Je ne sais pas si c’est le « Êtes-vous humain ? » ou le « Juste pour vérifier » qui prête le plus à sourire. Spontanément, la question paraît aussi absurde que de demander « tu dors ? » à quelqu’un qui dort. En effet, qui d’autre qu’un humain pourrait dire qu’il est humain, a fortiori à un écran d’ordinateur ?
Quoiqu’il en soit, si je veux me connecter à mon compte Twitter, j’ai tout intérêt à la prouver correctement, mon « humanité » ! Comment ? En réécrivant les mots indiqués ci-dessous dans la case prévue à cet effet. Attention, chaque détail compte : minuscule/majuscule, espacement, ponctuation…
Ce test, qui apparaît fréquemment au moment de se connecter à un compte ou d’envoyer un message, porte un nom : CAPTCHA. Le mot vient de « capture » prononcé à l’américaine ou encore de « capture character » [1]. C’est aussi le rétroacronyme [2] de « Completely Automated Public Turing test to Tell Computers and Humans Apart » [3]. Voilà pour les présentations.
Si dans notre exemple, il faut reproduire deux mots (le second étant bien plus avenant que le premier), d’autres configurations n’en proposent qu’un seul. Mais rien n’y fait, je dois souvent m’y reprendre à plusieurs fois. J’ai pourtant 10 sur 10 aux deux yeux. Dois-je en conclure que je ne suis pas totalement humaine ?
J’ironise, mais dans les faits ce test est aussi énervant qu’utile. Car ce n’est pas avec un chat qui déambule sur votre clavier ou avec un survivant du crash de Roswell que l’on craint de vous confondre, mais avec un robot. Oui, un robot ! Alors, attention, quand je dis robot, je ne parle pas des robots humanoïdes comme dans le film avec Will Smith ni des robots ménagers qui touillent et qui aspirent. Non, là je parle de robots informatiques, qui se connectent et interagissent avec nos serveurs, exactement comme le ferait un humain. La complexité de l’algorithme à l’origine du captcha est censée leur barrer la route. Pourquoi ? Parce qu’ils peuvent transmettre des virus, et dans le cadre des messageries, envoyer des « spams », vous savez, ces courriers répétitifs et ultra-personnalisés qui vous proposent notamment de vous faire agrandir le pénis alors que vous êtes une femme…

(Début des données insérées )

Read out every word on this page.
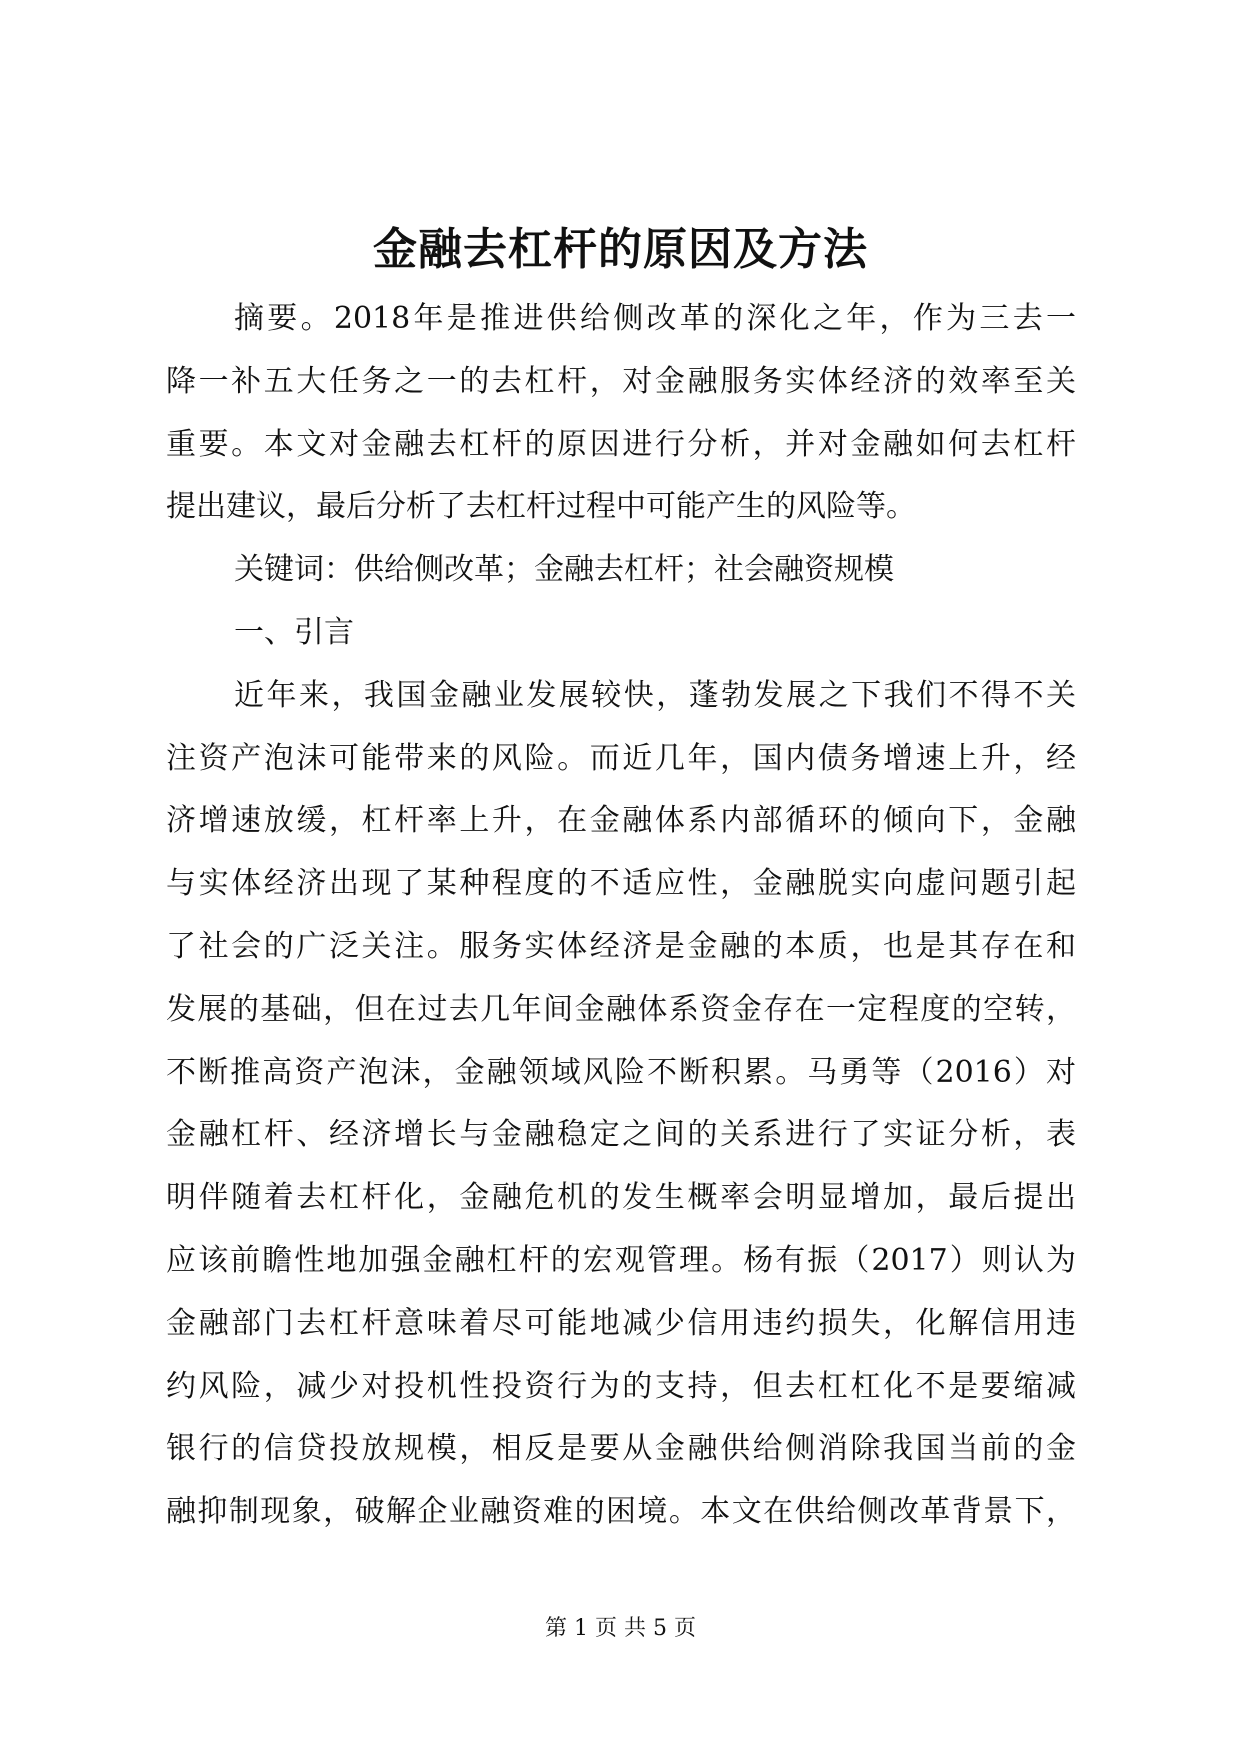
金融去杠杆的原因及方法
摘要。2018年是推进供给侧改革的深化之年，作为三去一
降一补五大任务之一的去杠杆，对金融服务实体经济的效率至关
重要。本文对金融去杠杆的原因进行分析，并对金融如何去杠杆
提出建议，最后分析了去杠杆过程中可能产生的风险等。
关键词：供给侧改革；金融去杠杆；社会融资规模
一、引言
近年来，我国金融业发展较快，蓬勃发展之下我们不得不关
注资产泡沫可能带来的风险。而近几年，国内债务增速上升，经
济增速放缓，杠杆率上升，在金融体系内部循环的倾向下，金融
与实体经济出现了某种程度的不适应性，金融脱实向虚问题引起
了社会的广泛关注。服务实体经济是金融的本质，也是其存在和
发展的基础，但在过去几年间金融体系资金存在一定程度的空转，
不断推高资产泡沫，金融领域风险不断积累。马勇等（2016）对
金融杠杆、经济增长与金融稳定之间的关系进行了实证分析，表
明伴随着去杠杆化，金融危机的发生概率会明显增加，最后提出
应该前瞻性地加强金融杠杆的宏观管理。杨有振（2017）则认为
金融部门去杠杆意味着尽可能地减少信用违约损失，化解信用违
约风险，减少对投机性投资行为的支持，但去杠杠化不是要缩减
银行的信贷投放规模，相反是要从金融供给侧消除我国当前的金
融抑制现象，破解企业融资难的困境。本文在供给侧改革背景下，
第 1 页 共 5 页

À croire que le système n’est pas si infaillible qu’il n’y paraît. C’est la raison pour laquelle les informaticiens s’évertuent à distendre, à tordre, à flouter, à barrer, à imbriquer encore davantage les lettres jusqu’à les rendre illisibles par les pauvres mortels que nous sommes. Et si seulement le mot voulait dire quelque chose, on pourrait essayer la technique du pendu ! Or, non seulement ce n’est pas du français, mais ça ne signifie rien de particulier en anglais. Normal, ils sont formés de manière aléatoire. Car sauf erreur de ma part, « heyzesp » n’existe pas et – coïncidence – « Louth » est vaguement un comté du Nord-Est de l’Irlande.
Jusqu’où ira-t-on pour déjouer ces robots malveillants ? La nouvelle « mode » consiste à demander à l’utilisateur de faire une opération mathématique. Bon d’accord, il ne s’agit pas (pour l’instant) d’effectuer une multiplication à 3 chiffres, mais quand bien même on ne saurait pas additionner 2 + 2, est-ce une raison valable pour se voir refuser l’accès à un service web ?
[1] En français, « capture de caractères ».
[2] Un acronyme est un sigle que l’on prononce comme un mot normal, c’est-à-dire sans détacher chaque lettre (ex : ovni pour « objet volant non identifié »). La rétroacronymie est le fait d’interpréter un mot comme un acronyme, alors que celui-ci n’en est pas un à l’origine, ou alors de donner un nouveau sens à un acronyme existant (ex : SOS, choisi comme un signal de détresse facilement reconnaissable en code Morse, a été réinterprété en « save our souls »/« sauvez nos âmes »).
[3] En français, « test public de Turing complètement automatique ayant pour but de différencier les humains des ordinateurs.
Tu sais beaucoup de blogueuses et de blogueurs s’en trouvent fort désolés d’avoir recours à ces codes de sécurité , j’en discutais récemment avec une blogueuse qui trouve cela comme tu le sous entends à juste titre deshumanisant.